Until now, using bioboard they have only been able to manufacture round paper bowls, however with new machinery and tooling, BioPak have been able to achieve the rectangular shape with the performance of a round paper bowl.
n average cafe using these containers will be able to avoid 455 kg of plastic a year using these alternatives BioPak FSC™ paper containers and lids. Industrially compostable to Australian AS4736 standards they are independently tested and verified to completely biodegrade within 120 days in a commercial compost facility, the end product is a non-toxic, nutrient-rich compost. BioPak has created a new brand-agnostic network called Compost Connect that connects foodservice businesses to industrial composters to help compost all certified compostable packaging and food scraps.
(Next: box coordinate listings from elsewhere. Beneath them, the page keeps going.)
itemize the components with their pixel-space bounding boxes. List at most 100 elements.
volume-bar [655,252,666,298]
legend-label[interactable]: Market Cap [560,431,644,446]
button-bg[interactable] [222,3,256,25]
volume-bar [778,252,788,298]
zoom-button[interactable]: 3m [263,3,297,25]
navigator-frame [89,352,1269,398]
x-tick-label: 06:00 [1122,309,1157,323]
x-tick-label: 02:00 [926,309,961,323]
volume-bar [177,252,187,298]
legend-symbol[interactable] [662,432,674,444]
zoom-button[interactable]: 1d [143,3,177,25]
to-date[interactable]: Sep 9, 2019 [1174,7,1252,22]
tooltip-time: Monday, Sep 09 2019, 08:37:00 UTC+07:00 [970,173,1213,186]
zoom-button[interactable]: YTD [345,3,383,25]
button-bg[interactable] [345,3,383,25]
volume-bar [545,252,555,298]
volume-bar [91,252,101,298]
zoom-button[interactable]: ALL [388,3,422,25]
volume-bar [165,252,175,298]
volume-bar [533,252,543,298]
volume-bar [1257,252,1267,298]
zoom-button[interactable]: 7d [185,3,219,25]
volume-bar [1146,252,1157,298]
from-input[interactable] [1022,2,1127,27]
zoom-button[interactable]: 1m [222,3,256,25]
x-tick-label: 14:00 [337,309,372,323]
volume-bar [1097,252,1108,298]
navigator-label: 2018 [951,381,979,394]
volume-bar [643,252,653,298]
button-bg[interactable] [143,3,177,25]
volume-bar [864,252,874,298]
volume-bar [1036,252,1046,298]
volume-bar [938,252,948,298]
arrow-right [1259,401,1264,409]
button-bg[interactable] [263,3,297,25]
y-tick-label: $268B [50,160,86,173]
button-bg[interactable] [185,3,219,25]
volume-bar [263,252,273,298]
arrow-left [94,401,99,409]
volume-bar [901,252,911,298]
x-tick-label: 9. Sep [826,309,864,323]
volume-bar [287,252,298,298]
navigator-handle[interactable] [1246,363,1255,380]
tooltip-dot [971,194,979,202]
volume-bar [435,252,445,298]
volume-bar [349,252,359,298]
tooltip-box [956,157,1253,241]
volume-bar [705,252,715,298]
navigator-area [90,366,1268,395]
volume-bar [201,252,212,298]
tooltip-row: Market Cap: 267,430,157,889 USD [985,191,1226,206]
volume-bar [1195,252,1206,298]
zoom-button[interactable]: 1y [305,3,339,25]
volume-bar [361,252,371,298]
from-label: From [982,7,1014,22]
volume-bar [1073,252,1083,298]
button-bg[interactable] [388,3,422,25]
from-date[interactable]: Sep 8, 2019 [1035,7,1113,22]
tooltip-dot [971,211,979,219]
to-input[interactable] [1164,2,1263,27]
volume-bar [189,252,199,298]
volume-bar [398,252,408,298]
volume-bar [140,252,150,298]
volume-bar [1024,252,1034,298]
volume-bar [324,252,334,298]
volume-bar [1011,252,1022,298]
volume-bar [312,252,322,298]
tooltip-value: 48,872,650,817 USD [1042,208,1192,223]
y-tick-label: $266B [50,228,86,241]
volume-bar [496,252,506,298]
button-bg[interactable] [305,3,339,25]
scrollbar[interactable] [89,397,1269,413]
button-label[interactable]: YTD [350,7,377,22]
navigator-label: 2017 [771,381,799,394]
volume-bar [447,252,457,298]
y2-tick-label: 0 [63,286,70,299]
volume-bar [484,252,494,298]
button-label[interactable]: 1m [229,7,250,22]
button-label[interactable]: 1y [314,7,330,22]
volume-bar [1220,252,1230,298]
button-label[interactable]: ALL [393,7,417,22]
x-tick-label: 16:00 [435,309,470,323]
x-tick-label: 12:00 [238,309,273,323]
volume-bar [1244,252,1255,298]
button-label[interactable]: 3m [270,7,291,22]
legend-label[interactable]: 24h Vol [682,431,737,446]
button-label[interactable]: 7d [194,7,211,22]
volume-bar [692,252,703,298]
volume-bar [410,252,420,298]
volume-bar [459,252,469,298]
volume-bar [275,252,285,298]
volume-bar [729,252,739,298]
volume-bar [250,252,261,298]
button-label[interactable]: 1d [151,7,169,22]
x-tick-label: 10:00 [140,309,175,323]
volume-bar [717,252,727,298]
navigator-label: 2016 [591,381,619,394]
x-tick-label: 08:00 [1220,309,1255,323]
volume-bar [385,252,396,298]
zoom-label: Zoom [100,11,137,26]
So far, Compost Connect has diverted over 1,500 tonnes of waste from landfill, equivalent to taking 1,100 cars off the 975 cars off the road.
Not only are we seeing an increase in entries in the PIDA awards that incorporate renewable materials in their packaging, but more companies are ensuring that the material is certificated to the appropriate standards and the Australasian Recycling Label (ARL) is included on-pack. All of these changes are positive steps to meet the 2025 National Packaging Targets and to design packaging that can assist the circular economy.